練習試合で、良かった。公式戦での失敗は許されない。


最近、身体が動かない原因はわかってる。

一ヶ月前の隣の中学校との練習試合でムキになった俺は、ゴールポストギリギリの球に

無理矢理飛びついて、その勢いのままポストに頭を打って、脳震盪を起こした。

それからずっと、ゴールポストが怖い。

たかだか一回のせいで、と言わないで欲しい。

頭では、怖がったらプレイなんてできないってわかってるんだ。


家に帰って、テレビを見ていたらケータイが鳴った。

同じクラスのサッカー部、補欠。

「ねぇ、ちょっとだけサッカーしない?小学校の校庭で。」

うざい。でも、断わる理由が即座に思いつかなかった。


小学校まで行くと、相手は一人しかいなかった。

もっと何人かいるかと思ったのに。


少しボールを蹴って走っていると、憂鬱が少しづつ薄くなっていった。

そして帰る頃、そいつはポツンと言った。

「俺さ、来週で退部するんだ。引っ越すんだって。」

「どこに?」

たった三つ先の駅の名を言い、遊びに来てよ、と言い添えたのは軽く聞こえたんだけど。


「あのさ、次の学校では、絶対レギュラーとるから。」

なんだ、急に。ずっと補欠だったじゃないか。

でも、そいつがせっせと基礎トレをして、筋肉をつけているのは俺も知ってる。

ボールの扱いが器用にできないのを走るスピードでカバーしようとしていることを。

「だからさ、新人戦で会おうぜ。
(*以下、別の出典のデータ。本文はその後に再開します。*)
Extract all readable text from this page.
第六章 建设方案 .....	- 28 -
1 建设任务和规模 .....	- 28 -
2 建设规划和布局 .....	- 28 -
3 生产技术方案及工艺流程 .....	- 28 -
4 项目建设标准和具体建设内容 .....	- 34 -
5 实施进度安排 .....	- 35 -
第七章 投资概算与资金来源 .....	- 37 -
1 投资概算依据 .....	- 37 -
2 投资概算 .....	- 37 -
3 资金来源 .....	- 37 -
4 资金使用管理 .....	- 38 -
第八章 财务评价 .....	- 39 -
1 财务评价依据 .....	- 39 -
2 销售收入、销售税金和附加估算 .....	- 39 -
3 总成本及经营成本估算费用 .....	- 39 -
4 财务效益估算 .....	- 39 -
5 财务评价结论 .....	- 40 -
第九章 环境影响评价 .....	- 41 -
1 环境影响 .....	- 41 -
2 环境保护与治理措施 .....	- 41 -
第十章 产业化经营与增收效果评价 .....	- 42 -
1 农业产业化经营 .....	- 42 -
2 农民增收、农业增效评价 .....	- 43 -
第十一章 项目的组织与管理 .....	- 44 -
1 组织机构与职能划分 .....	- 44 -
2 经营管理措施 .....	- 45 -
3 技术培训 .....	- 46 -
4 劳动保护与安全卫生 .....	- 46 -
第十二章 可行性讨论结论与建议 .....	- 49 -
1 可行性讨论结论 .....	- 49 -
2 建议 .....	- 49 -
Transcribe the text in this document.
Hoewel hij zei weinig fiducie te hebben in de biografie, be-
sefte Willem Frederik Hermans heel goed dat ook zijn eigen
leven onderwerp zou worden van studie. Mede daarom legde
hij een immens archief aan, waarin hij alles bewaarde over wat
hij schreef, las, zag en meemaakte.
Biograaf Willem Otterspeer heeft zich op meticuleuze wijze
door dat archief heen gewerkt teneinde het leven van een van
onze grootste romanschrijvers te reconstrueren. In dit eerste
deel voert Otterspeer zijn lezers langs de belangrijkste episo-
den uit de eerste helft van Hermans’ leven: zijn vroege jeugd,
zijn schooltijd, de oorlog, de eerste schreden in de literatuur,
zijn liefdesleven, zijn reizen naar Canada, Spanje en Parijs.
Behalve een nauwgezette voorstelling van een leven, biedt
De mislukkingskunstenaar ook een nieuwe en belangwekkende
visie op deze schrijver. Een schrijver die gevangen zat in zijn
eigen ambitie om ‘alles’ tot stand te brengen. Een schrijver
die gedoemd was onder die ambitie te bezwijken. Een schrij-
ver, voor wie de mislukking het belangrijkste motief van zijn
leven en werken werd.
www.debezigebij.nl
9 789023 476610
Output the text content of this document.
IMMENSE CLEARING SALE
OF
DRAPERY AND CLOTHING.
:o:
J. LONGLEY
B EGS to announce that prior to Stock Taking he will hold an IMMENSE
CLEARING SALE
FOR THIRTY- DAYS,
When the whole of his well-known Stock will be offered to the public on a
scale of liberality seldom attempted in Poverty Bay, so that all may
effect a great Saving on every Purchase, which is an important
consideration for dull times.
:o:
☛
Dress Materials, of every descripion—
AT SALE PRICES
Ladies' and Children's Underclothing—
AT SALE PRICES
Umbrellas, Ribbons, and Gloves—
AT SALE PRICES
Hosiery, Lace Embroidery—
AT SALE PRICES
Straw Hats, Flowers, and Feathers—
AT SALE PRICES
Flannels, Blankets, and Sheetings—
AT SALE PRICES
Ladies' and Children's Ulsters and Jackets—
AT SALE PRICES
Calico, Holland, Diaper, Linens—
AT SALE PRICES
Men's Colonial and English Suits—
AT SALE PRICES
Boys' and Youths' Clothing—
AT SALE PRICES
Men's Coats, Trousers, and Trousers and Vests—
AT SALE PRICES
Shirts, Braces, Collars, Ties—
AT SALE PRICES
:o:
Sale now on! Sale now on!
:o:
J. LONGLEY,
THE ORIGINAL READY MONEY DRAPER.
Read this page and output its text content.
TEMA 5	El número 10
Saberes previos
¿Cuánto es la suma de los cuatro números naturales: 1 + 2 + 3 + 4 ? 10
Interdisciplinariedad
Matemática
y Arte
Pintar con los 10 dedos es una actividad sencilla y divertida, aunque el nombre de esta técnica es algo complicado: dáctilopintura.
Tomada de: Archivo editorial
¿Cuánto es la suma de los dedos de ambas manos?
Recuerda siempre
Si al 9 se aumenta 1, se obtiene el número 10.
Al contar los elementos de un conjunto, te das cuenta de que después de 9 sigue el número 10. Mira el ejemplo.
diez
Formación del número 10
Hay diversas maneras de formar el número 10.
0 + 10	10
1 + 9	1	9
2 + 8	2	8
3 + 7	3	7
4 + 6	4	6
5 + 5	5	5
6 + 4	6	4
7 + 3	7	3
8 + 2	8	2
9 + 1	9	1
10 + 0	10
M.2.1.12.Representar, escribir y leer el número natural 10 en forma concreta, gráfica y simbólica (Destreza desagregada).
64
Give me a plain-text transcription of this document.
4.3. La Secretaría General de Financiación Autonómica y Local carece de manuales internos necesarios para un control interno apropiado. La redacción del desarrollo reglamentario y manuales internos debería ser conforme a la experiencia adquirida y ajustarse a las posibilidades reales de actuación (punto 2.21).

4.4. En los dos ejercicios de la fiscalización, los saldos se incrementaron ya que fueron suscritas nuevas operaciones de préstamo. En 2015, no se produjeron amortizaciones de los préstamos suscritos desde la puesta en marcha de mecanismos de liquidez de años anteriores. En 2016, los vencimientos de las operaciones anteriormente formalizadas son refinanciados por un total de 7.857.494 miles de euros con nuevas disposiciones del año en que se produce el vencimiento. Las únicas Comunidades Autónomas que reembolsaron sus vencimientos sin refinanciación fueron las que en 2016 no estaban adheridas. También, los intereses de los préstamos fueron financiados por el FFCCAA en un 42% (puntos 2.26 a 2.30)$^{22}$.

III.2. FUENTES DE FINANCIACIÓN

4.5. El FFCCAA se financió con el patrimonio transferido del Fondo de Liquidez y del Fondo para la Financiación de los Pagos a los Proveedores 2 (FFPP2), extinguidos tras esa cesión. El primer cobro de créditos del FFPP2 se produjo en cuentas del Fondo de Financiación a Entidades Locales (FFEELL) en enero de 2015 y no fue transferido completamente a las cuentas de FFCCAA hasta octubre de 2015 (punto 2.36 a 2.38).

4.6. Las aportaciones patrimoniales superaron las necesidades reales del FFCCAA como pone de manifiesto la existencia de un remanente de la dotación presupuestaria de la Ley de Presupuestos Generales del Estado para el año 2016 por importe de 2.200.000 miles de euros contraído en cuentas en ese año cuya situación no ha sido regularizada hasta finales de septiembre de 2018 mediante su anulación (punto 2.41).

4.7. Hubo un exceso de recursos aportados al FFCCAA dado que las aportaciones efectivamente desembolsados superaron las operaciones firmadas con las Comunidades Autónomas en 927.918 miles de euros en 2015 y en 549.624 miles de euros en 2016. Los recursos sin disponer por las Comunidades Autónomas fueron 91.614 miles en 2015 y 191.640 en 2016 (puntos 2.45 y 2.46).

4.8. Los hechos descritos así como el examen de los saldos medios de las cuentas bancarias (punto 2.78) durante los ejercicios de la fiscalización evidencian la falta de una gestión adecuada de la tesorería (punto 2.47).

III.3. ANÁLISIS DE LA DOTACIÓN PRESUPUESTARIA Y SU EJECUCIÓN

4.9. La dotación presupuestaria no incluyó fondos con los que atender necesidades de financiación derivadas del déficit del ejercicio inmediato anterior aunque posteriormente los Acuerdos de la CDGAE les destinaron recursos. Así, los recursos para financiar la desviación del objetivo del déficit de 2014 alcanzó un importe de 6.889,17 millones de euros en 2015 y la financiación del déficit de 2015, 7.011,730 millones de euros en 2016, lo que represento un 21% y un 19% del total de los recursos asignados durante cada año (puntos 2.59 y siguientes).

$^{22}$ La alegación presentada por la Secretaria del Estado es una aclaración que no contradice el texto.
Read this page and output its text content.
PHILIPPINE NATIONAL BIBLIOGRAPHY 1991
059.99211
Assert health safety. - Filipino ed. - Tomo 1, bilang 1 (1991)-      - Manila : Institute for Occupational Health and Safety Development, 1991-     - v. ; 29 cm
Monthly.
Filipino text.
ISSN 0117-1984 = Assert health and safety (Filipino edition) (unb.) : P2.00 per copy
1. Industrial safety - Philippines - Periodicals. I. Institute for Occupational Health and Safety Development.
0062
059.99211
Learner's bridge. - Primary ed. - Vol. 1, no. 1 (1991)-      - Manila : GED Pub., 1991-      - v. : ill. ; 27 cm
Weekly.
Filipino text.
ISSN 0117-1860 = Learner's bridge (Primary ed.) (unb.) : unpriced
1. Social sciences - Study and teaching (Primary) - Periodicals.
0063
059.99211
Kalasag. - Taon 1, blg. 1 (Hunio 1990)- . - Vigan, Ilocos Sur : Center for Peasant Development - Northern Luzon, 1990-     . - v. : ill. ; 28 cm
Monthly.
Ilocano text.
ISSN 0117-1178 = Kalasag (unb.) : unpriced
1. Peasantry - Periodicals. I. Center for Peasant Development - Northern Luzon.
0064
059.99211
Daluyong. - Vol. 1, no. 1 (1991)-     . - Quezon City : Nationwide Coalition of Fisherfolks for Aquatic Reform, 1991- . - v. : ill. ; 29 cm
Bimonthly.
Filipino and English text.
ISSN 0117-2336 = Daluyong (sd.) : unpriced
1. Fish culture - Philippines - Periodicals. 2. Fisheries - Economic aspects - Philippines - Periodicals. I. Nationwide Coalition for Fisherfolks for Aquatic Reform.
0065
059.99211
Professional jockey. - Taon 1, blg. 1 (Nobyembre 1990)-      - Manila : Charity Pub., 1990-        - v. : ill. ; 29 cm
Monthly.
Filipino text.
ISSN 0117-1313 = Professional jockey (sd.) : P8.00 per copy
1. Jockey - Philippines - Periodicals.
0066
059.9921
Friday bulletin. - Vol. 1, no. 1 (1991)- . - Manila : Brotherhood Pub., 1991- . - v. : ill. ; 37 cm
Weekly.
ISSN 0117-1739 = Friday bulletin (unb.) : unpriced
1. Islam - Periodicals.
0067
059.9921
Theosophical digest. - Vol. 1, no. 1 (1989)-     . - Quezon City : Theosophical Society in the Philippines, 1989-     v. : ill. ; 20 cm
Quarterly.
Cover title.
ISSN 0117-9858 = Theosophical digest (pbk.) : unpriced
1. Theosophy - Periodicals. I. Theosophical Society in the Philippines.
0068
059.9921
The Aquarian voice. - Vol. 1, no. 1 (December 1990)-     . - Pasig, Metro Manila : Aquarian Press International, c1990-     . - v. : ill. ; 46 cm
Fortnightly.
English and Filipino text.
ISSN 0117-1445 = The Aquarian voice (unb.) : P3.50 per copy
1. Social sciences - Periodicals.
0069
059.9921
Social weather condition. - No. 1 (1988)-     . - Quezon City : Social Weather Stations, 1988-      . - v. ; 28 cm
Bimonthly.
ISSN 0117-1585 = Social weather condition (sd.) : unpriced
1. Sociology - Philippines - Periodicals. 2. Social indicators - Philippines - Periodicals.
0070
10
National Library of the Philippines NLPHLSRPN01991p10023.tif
そこまで勝ち抜いてくれよ。」


「俺、おまえがキーパー失敗続きでラッキーとか思ってたんだ。

俺にもレギュラーのチャンスが来るかもって。

だけど、おまえはゴールポストに近づけないくせにキーパー辞めるって言わないし。」

ゴールポスト怖がってるの、バレてたんだ。

俺は補欠のそいつを改めて見た。

「おまえはいいキーパーだよ。コーチは言わないけど、俺はそう思う。

だから、新人戦では戦おうぜ。おまえに向かってシュート撃つから。」


「なんだか、ガラにもないこと言ったな。」と照れ笑いした顔を見たら

補欠のクセに、と見下していた自分がすごくくだらないヤツに思えた。

「キーパーがボールを止めれば負けないんだもん、責任重大だよな。

俺、試合が負けるたんび、おまえの顔ばっかり見てた。ごめんな。

でも、勝てなかったらみんなの練習は無駄になっちゃうしな。」

基礎トレを地味にやってるだけのそいつは、俺よりふくらはぎに筋肉を付けていた。

こいつがキーパーならきっと、ゴールポストに何度ぶつかってもボールを止めるだろう。

しっかりしろ、俺。


「うん、新人戦で必ず戦おう。レギュラー取れよ。」

そう答えて、家への道を別れた。

明日は、強くなる。

お読みくださいまして、ありがとうございました。